Monomestvergisting is een cruciaal onderdeel van de oplossing voor de stikstof- en milieuproblematiek waarmee de veehouderij nu wordt geconfronteerd. In combinatie met een stikstofstripper blijft een veehouderij over waarbij de emissies van methaan en ammoniak meer dan gehalveerd zijn, stelt projectaccountmanager Harm Wientjes van DLV Advies.
“Als je dat combineert met vrijwillige extensivering of natuurinclusieve landbouw, dan haal je gemakkelijk 75 procent stikstofreductie in een gebied. We zullen vanuit de gebiedsprocessen veel meer het gesprek met elkaar moeten aangaan”, zegt Harm. Hij is ervan overtuigd dat met de combinatie van vrijwillige opkoop, managementmaatregelen en technische innovaties de stikstofdoelstellingen nabij natuurgebieden gehaald kunnen worden.
Monomestvergisting als speerpunt in de energietransitie
Monomestvergisting is volgens Harm daarbij een speerpunt. Bij monomestvergisting wordt de dagverse mest direct uit de stal afgevoerd, zodat er minder ammoniak emitteert. De mest wordt op het boerenerf vergist, wat groen gas oplevert en CO2 bespaart.
“Aangezien klimaatminister Rob Jetten heeft aangegeven dat er een bijmengverplichting komt van minimaal 20 procent groen gas op elke kuub aardgas in 2030, zal er veel groen gas nodig zijn”, betoogt Harm. “Die hoeveelheid is er nu zéker nog niet.” Het biogas uit de monomestvergisting kan worden omgezet tot groen gas of elektriciteit. Daarmee geeft mestvergisting ook antwoord op de energietransitie.
Kunstmestvervangers
De vergiste mest kan worden nabewerkt in een stikstofstripper, zodat de veehouder zijn eigen kunstmestvervanger kan produceren. Of de mest gaat na vergisting terug in de put, waarbij de vrijkomende ammoniak wordt afgevangen met een putluchtwassysteem.
“Zowel het strippen als het luchtwassen levert een kunstmestvervanger op. Die extra kunstmest is nodig om het verlies van de derogatie te compenseren”, geeft Harm aan. Bovendien resteert na het vergisten en strippen een dikke mestfractie met evenveel fosfaat, maar minder stikstof. Ook dat past beter bij de situatie zonder derogatie.
Besparing op aardgas
Tegelijkertijd bespaar je met de productie van eigen kunstmestvervangers heel veel aardgas die anders nodig zou zijn om de benodigde extra kunstmest te produceren als de derogatie wegvalt. Harm: “Monomestvergisting is de beste manier om in agrarisch gebied zowel de klimaatdoelen als de energietransitie te realiseren én het biedt een oplossing voor het wegvallen van de derogatie. Voorwaarde is wel dat de overheid dan haast dient te maken met het goedkeuren van kunstmestvervangers en met de vergunbaarheid van dichte vloeren.”
Realtime ammoniak meten
Tevens verwacht Harm dat er nog veel milieuwinst te behalen valt bij het realtime meten van ammoniakemissies in de stal. “Boeren kunnen dan direct ingrijpen door bij te sturen in het management. Denk aan vaker mestschuiven, water sproeien of sturen op ureum. Dan boor je een managementpotentieel aan dat nu nog volledig onbenut is.”

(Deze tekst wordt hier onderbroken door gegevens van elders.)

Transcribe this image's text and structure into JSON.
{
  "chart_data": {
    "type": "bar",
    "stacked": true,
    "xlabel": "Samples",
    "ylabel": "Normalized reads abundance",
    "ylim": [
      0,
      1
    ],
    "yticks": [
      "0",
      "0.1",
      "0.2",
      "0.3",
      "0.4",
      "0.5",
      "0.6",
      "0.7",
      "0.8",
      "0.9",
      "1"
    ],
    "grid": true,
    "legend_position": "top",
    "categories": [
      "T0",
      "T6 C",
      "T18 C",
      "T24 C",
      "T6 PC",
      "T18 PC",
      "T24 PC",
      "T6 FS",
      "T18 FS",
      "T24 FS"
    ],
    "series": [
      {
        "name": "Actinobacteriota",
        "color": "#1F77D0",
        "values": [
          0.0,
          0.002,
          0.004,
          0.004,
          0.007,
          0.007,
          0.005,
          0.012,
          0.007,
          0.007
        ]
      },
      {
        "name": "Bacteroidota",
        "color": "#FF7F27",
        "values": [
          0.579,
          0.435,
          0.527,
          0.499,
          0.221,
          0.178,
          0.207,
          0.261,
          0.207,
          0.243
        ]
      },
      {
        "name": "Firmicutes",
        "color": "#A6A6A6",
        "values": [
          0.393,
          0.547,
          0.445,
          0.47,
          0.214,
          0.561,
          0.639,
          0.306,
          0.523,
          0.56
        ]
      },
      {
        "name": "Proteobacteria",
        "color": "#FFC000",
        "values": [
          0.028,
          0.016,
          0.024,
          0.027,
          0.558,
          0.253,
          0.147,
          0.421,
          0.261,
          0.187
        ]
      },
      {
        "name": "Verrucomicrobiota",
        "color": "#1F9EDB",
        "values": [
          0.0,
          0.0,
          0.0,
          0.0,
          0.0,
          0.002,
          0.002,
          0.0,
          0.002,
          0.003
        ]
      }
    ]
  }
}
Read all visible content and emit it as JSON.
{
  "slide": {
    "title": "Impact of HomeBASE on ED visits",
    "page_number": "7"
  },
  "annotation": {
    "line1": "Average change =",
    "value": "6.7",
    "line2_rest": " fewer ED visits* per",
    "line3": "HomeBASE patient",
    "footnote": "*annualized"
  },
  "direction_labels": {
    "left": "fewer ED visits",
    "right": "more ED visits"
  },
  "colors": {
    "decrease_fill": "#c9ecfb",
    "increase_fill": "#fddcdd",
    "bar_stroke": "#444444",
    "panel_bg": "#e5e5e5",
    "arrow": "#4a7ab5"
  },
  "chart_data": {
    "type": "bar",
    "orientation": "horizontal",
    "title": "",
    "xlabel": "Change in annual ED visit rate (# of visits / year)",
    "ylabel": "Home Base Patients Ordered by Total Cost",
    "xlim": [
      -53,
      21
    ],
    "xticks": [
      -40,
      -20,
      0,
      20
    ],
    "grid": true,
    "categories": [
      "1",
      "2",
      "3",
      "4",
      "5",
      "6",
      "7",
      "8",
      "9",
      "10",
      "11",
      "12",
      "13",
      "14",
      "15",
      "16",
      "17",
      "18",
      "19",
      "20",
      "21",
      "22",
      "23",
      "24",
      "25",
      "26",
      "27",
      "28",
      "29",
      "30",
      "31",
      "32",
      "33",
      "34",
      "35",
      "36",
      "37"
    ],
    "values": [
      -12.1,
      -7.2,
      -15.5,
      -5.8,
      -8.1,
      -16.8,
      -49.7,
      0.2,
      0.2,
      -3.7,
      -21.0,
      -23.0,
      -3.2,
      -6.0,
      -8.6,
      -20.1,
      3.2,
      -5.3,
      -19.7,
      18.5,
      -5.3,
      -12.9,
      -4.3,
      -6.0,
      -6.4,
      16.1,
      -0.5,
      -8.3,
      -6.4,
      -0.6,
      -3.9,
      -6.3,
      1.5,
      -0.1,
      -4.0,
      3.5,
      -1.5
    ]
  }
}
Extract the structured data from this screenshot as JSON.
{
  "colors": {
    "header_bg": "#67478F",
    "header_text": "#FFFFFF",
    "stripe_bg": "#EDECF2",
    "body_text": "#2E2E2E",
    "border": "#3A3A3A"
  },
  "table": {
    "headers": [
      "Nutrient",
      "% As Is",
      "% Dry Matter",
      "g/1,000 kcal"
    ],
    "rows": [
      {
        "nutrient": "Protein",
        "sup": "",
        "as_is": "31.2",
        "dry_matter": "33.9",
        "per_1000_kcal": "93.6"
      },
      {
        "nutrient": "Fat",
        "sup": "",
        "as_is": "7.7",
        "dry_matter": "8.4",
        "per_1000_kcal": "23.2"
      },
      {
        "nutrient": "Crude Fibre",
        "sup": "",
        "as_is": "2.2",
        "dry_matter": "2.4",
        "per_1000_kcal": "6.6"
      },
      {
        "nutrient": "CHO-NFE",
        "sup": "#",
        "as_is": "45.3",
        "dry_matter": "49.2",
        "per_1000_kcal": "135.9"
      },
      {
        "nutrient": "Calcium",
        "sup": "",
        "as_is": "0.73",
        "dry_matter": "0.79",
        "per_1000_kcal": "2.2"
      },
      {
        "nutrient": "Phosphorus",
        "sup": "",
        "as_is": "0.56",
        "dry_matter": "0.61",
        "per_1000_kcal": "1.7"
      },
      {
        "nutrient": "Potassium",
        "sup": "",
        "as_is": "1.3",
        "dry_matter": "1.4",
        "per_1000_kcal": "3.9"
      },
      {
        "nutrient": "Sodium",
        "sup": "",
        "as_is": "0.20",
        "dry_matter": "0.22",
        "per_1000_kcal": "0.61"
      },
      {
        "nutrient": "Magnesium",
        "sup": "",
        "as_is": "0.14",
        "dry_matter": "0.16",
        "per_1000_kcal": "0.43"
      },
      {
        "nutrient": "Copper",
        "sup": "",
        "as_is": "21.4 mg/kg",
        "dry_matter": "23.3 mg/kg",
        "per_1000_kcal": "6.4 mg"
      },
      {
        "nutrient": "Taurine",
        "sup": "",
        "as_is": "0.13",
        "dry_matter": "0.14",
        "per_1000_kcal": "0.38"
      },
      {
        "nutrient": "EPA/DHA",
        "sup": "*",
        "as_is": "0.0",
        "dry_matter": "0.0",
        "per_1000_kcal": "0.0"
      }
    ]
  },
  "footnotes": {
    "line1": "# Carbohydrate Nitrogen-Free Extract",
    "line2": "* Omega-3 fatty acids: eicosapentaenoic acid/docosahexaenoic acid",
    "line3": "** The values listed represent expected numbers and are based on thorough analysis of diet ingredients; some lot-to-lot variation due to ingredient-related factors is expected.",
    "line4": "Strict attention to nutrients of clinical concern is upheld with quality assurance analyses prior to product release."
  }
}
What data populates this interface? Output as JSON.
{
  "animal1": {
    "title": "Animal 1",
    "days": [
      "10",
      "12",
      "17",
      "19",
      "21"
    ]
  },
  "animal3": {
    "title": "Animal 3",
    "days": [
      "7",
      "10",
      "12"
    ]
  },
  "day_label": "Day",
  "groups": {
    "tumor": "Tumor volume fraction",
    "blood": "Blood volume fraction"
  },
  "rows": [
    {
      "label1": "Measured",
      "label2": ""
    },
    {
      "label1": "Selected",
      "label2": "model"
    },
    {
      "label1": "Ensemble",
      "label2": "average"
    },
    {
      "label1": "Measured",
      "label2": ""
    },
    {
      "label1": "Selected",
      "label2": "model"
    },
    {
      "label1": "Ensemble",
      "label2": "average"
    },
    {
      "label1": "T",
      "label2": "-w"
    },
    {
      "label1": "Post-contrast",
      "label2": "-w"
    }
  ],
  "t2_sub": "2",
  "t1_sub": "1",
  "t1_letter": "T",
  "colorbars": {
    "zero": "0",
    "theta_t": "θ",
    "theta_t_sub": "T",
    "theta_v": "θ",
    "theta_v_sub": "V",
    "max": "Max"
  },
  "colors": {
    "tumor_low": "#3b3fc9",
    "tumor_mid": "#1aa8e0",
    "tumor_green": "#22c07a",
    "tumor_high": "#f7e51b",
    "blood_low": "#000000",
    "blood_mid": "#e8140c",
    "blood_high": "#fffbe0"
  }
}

75 procent stikstofreductie met monomestvergisting
“Technische innovaties, managementmaatregelen gecombineerd met vrijwillige extensivering of natuurinclusieve landbouw kunnen zeker 75 procent stikstofreductie opleveren”, betoogt Harm.
Uiteraard moet die vrijwillige extensivering dan wel financieel ondersteund worden door de overheid. Dan blijft er voor veehouders een boterham te verdienen. “Maar dan heb je wel tegen een fractie van de kosten de doelstellingen bereikt”, is zijn overtuiging.